Cystic renal diseases are a complex group of conditions that range in severity from mild to life‑threatening.¹ We report a case of a 25‑year‑old woman who was admitted to a nephrology department for assessment of polycystic kidneys. Prior to admission, the patient had undergone computed tomography that showed polycystic remodeling and enlargement of the left kidney, which was pressing on the stomach, spleen, and tail of the pancreas, as well as numerous small, dense cysts in the right kidney (Figure 1A).

On admission, the patient complained of intermittent, nonradiating colicky pain localized to the left lumbar region, accompanied by nausea. She denied hematuria, urinary tract infections, or hypertension, and reported no other symptoms, medical conditions, or family history of renal diseases. On physical examination, a palpable mass was found in the left upper abdominal quadrant. Laboratory test results showed normal renal function without urinalysis abnormalities. Ultrasound examination confirmed polycystic remodeling of the left kidney (Figure 1B), without previously described cysts in the right kidney (Figure 1C). Due to the asymmetric kidney cysts, clinical presentation, and inconsistencies in diagnostic imaging results, further evaluation was undertaken. Abdominal magnetic resonance imaging (MRI) showed an enlarged left kidney with numerous cysts of varying sizes and a moderate amount of preserved normal kidney parenchyma, without signs of neoplasia. MRI confirmed absence of cysts in the right kidney and other abdominal organs (Figure 1D). Renal dynamic scintigraphy showed delayed renographic curve of the left kidney with urinary outflow disturbance, excluding signs of obstruction, and 30% extraction rate. Right kidney scintigraphy was within normal limits (Figure 1E). Due to the atypical clinical presentation, autosomal dominant polycystic kidney disease was considered as a possible differential diagnosis. Brain arterial malformations can be observed in patients with autosomal dominant polycystic kidney disease, which is why we performed head MRI angiography without contrast enhancement, which excluded vascular malformations (Figure 1F).^1,2 We further carried out panel genetic testing using next‑generation sequencing, which was negative for diagnostic variants in the genes commonly causing cystic kidney diseases, including the COL4A3, COL4A4, COL4A5, HNF1B, NOTCH2, PKD1, PKD2, PKHD1, TSC1, TSC2, and VHL genes. However, follow‑up genetic testing with array comparative genomic hybridization showed interstitial duplication of the 17q12 region. In consultation with a clinical geneticist, the patient was diagnosed with unilateral multicystic kidney caused by duplication of the 17q12 region. Due to the manifesting symptoms, we consulted a urologist who recommended nephrectomy if the mass‑effect symptoms deteriorated. The patient’s parents underwent abdominal ultrasound examination which indicated no abnormalities.

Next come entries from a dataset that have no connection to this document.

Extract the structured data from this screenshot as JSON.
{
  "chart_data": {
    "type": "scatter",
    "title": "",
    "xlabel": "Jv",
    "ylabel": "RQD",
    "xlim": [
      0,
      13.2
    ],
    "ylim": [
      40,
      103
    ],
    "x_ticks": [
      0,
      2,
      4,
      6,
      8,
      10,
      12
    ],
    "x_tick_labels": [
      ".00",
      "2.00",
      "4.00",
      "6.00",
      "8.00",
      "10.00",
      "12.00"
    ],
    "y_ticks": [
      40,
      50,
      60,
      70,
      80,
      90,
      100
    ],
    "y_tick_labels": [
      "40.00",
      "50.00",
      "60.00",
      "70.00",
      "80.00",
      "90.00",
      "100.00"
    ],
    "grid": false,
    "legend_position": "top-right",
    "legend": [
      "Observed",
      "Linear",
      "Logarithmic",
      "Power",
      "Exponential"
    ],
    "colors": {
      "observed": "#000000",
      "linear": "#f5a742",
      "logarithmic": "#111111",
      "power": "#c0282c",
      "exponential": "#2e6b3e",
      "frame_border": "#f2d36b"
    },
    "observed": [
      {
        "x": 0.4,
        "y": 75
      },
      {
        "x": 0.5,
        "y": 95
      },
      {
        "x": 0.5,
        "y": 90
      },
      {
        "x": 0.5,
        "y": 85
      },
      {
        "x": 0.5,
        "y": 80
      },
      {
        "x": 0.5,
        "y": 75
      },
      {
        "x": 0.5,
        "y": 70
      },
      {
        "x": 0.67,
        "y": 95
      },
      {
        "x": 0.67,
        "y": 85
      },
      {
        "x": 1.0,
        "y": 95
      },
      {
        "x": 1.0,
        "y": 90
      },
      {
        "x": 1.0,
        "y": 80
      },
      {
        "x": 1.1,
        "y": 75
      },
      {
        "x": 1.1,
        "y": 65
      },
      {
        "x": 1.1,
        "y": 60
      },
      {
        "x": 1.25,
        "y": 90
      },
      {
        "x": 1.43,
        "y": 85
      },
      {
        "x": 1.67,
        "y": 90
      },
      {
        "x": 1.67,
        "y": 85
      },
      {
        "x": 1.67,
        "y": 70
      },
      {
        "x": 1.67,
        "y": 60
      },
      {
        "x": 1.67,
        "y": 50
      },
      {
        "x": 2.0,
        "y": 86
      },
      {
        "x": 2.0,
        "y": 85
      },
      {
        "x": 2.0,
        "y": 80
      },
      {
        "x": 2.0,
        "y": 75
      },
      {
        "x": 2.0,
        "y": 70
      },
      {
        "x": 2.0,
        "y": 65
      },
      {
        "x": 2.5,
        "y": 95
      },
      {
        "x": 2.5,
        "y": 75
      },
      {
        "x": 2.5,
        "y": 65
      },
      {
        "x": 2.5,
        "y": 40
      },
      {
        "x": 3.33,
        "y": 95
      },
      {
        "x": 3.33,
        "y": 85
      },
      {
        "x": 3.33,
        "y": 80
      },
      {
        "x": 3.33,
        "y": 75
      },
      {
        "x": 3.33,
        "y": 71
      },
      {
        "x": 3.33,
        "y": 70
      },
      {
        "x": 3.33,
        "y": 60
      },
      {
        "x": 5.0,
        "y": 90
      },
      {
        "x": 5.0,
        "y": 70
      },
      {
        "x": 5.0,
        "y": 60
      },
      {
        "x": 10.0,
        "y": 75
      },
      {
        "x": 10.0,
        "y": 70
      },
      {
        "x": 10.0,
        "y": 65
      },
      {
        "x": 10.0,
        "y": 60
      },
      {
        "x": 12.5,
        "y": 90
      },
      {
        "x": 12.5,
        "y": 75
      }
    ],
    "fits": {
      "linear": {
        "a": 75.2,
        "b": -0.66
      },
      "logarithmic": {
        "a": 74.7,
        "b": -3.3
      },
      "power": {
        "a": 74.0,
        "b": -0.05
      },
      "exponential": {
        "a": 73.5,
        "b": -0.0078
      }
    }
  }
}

The 17q12 region consists of multiple genes, including the HNF1B gene that can be linked to a variety of renal abnormalities, including unilateral or bilateral kidney cysts. In this case, panel sequencing was negative, as the duplicated 17q12 region encompassing the HNF1B gene had no abnormalities in a single nucleotide sequence, and the extra copy of the gene can be missed by next‑generation sequencing. In our case, the 17q12 duplication led to a unilateral multicystic kidney. Literature suggests that 17q12 duplication can also be associated with electrolyte abnormalities, infertility, neuropsychiatric disorders, epilepsy, and diabetes.^3,4 In our patient, these abnormalities were not present, but further monitoring will be required.